Se escucharon varios pasos aproximarse, provocando que el hombre girara su cabeza para ver quien se acercaba. Grande fue su sorpresa al descubrir una espantosa sombra que se plasmaba en el suelo. El terror se apoderó del borracho y un escalofrió le recorrió la medula. Trató de gritar pero no tuvo aliento para hacerlo. Alzó la mirada y divisó la figura de un hombre que estaba a escasos metros de él. Era el mismo sujeto que hace unos minutos lo había conducido hacia el interior del cementerio. Ya no tenía la capucha cubriéndole el rostro; su piel estaba reseca y quebradiza, tanto que se desboronaba en pequeñas esquirlas de piedra que caían sobre el suelo, y de su espalda salían un par de alas color grisáceo, pero no tenían plumas ni pelos.

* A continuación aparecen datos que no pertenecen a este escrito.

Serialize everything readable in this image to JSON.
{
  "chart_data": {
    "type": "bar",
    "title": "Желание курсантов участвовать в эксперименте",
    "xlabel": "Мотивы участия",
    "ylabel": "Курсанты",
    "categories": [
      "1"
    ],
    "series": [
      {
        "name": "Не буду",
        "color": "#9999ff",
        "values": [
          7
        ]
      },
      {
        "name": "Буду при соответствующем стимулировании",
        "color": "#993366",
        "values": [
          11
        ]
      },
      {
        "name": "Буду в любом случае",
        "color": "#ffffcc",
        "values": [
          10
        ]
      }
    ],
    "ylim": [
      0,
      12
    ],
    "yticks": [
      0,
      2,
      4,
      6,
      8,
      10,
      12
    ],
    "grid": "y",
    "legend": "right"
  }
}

Un temblor invadió el cuerpo de aquel ebrio. Hizo un esfuerzo por levantarse pero el metal frio de la falcata perforó su garganta. Levantó los ojos, desesperado, buscando a la mujer con su mirada; la halló aún sobre él, sonriendo y acariciándole el pecho con uno de sus dedos.
Ella volvió a alargar su mano hasta al suelo y tomó una enorme copa que era en parte dorada y en parte plateada. Luego procedió a acercarla hasta el cuello del hombre para evitar que la sangre se derramara.

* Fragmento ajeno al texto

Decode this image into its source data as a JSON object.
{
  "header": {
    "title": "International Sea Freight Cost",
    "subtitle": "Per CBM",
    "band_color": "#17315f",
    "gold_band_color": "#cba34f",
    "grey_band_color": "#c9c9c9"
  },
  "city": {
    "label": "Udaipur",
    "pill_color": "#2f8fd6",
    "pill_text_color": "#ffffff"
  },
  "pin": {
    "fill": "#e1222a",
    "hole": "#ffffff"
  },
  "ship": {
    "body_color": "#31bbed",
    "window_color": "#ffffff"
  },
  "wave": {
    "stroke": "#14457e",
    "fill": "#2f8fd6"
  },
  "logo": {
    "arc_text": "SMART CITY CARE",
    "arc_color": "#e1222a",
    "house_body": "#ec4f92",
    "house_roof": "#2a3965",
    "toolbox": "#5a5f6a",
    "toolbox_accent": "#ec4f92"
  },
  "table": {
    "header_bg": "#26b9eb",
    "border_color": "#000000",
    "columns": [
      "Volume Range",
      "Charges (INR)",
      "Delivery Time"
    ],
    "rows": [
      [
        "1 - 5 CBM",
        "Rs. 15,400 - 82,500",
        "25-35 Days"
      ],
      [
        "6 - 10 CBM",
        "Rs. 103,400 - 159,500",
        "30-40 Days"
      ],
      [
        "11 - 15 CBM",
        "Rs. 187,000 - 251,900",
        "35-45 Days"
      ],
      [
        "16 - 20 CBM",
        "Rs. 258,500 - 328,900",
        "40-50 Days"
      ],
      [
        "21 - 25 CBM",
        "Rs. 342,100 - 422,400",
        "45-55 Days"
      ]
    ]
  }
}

―¿Quiénes son ustedes…? ―preguntó el hombre con dificultad. No hubo respuesta―. Auxilio… ―clamó sin fuerzas, pero pareció más un murmullo que se ahogaba en su garganta. Volvió sus ojos al muchacho y dijo―: tú… ¿eres el diablo?

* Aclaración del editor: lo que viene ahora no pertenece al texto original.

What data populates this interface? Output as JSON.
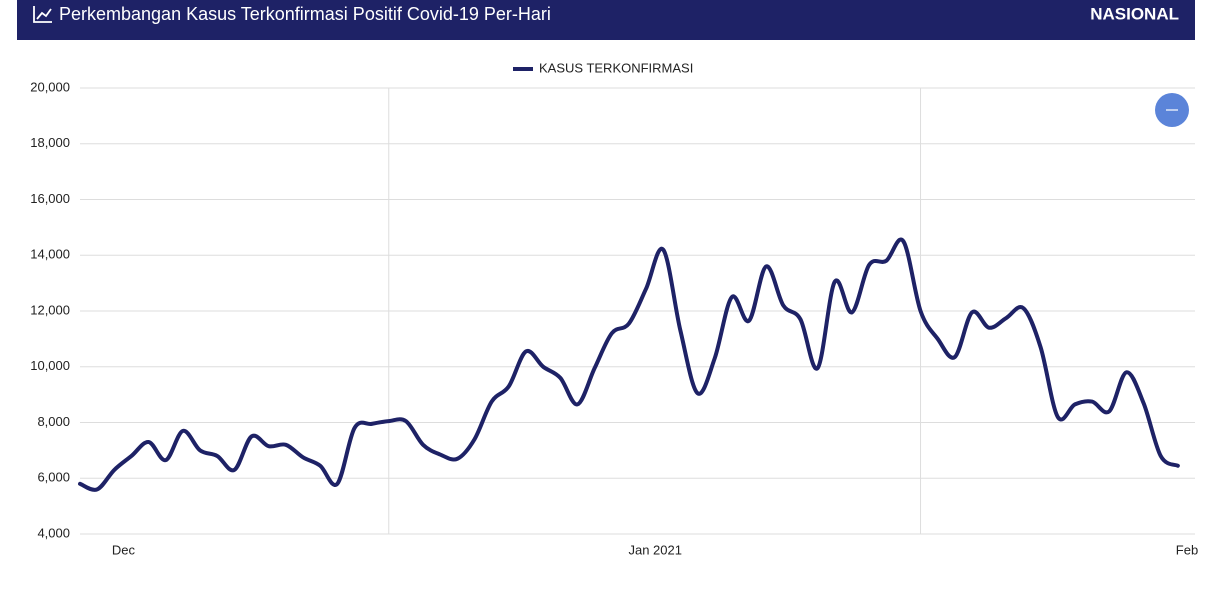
{
  "header": {
    "title": "Perkembangan Kasus Terkonfirmasi Positif Covid-19 Per-Hari",
    "scope": "NASIONAL"
  },
  "chart_data": {
    "type": "line",
    "x": [
      "2020-11-28",
      "2020-11-29",
      "2020-11-30",
      "2020-12-01",
      "2020-12-02",
      "2020-12-03",
      "2020-12-04",
      "2020-12-05",
      "2020-12-06",
      "2020-12-07",
      "2020-12-08",
      "2020-12-09",
      "2020-12-10",
      "2020-12-11",
      "2020-12-12",
      "2020-12-13",
      "2020-12-14",
      "2020-12-15",
      "2020-12-16",
      "2020-12-17",
      "2020-12-18",
      "2020-12-19",
      "2020-12-20",
      "2020-12-21",
      "2020-12-22",
      "2020-12-23",
      "2020-12-24",
      "2020-12-25",
      "2020-12-26",
      "2020-12-27",
      "2020-12-28",
      "2020-12-29",
      "2020-12-30",
      "2020-12-31",
      "2021-01-01",
      "2021-01-02",
      "2021-01-03",
      "2021-01-04",
      "2021-01-05",
      "2021-01-06",
      "2021-01-07",
      "2021-01-08",
      "2021-01-09",
      "2021-01-10",
      "2021-01-11",
      "2021-01-12",
      "2021-01-13",
      "2021-01-14",
      "2021-01-15",
      "2021-01-16",
      "2021-01-17",
      "2021-01-18",
      "2021-01-19",
      "2021-01-20",
      "2021-01-21",
      "2021-01-22",
      "2021-01-23",
      "2021-01-24",
      "2021-01-25",
      "2021-01-26",
      "2021-01-27",
      "2021-01-28",
      "2021-01-29",
      "2021-01-30",
      "2021-01-31"
    ],
    "series": [
      {
        "name": "KASUS TERKONFIRMASI",
        "color": "#1e2266",
        "values": [
          5800,
          5600,
          6300,
          6800,
          7300,
          6650,
          7700,
          7000,
          6800,
          6300,
          7500,
          7150,
          7200,
          6750,
          6450,
          5800,
          7800,
          7950,
          8050,
          8050,
          7200,
          6850,
          6700,
          7400,
          8750,
          9300,
          10550,
          10000,
          9600,
          8650,
          9950,
          11200,
          11550,
          12800,
          14200,
          11300,
          9050,
          10300,
          12500,
          11650,
          13600,
          12200,
          11700,
          9950,
          13050,
          11950,
          13650,
          13800,
          14500,
          12000,
          11000,
          10350,
          11950,
          11400,
          11750,
          12100,
          10700,
          8200,
          8650,
          8750,
          8400,
          9800,
          8700,
          6800,
          6450
        ]
      }
    ],
    "xlim": [
      "2020-11-28",
      "2021-02-01"
    ],
    "xticks": [
      {
        "value": "2020-12-01",
        "label": "Dec"
      },
      {
        "value": "2021-01-01",
        "label": "Jan 2021"
      },
      {
        "value": "2021-02-01",
        "label": "Feb"
      }
    ],
    "xgrid": [
      "2020-12-16",
      "2021-01-16"
    ],
    "ylim": [
      4000,
      20000
    ],
    "yticks": [
      {
        "value": 4000,
        "label": "4,000"
      },
      {
        "value": 6000,
        "label": "6,000"
      },
      {
        "value": 8000,
        "label": "8,000"
      },
      {
        "value": 10000,
        "label": "10,000"
      },
      {
        "value": 12000,
        "label": "12,000"
      },
      {
        "value": 14000,
        "label": "14,000"
      },
      {
        "value": 16000,
        "label": "16,000"
      },
      {
        "value": 18000,
        "label": "18,000"
      },
      {
        "value": 20000,
        "label": "20,000"
      }
    ],
    "grid": true,
    "legend": "top"
  }
}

El joven recogió sus alas, acercó su rostro hasta aquel hombre moribundo y con un tono cargado de cólera le habló:
―A ese que acabas de mencionar, no lo vuelvas a nombrar o iré al infierno para volverte a matar.
―No lo volverá a hacer ―dijo la mujer, aun vertiendo la sangre en el recipiente―. Nunca más lo hará…
En ese momento el hombre dio un sollozo y quedó tendido sin vida sobre la tumba. Cuando la sangre hubo quedado por completo vertida dentro de la copa, la mujer la levantó y procedió a beber de ella. Luego se acercó al joven y también le dio. Él bebió y mientras lo hacía la resequedad de su piel desapareció junto con las esquirlas de piedra que hace un momento se desmenuzaban de sus brazos y cara. Ahora su rostro y todo su ser estaban como nuevos.
―¿Te gusta este lugar? ―preguntó la muchacha, observando el cuerpo inerte de aquel ebrio―. Es algo pequeño. ¿Verdad?
El joven pensó por unos segundos, puso su vista sobre la capilla y dio un salto para caer sobre el techo. Miró hacia el pueblo y luego dijo:
―Sí. Es un poco pequeño ―hizo una pausa y agregó―: nosotros lo haremos aún más pequeño.
Una sonrisa se dibujó en el rostro de la muchacha. Abrieron sus alas y volaron hasta la cima de la colina del cementerio.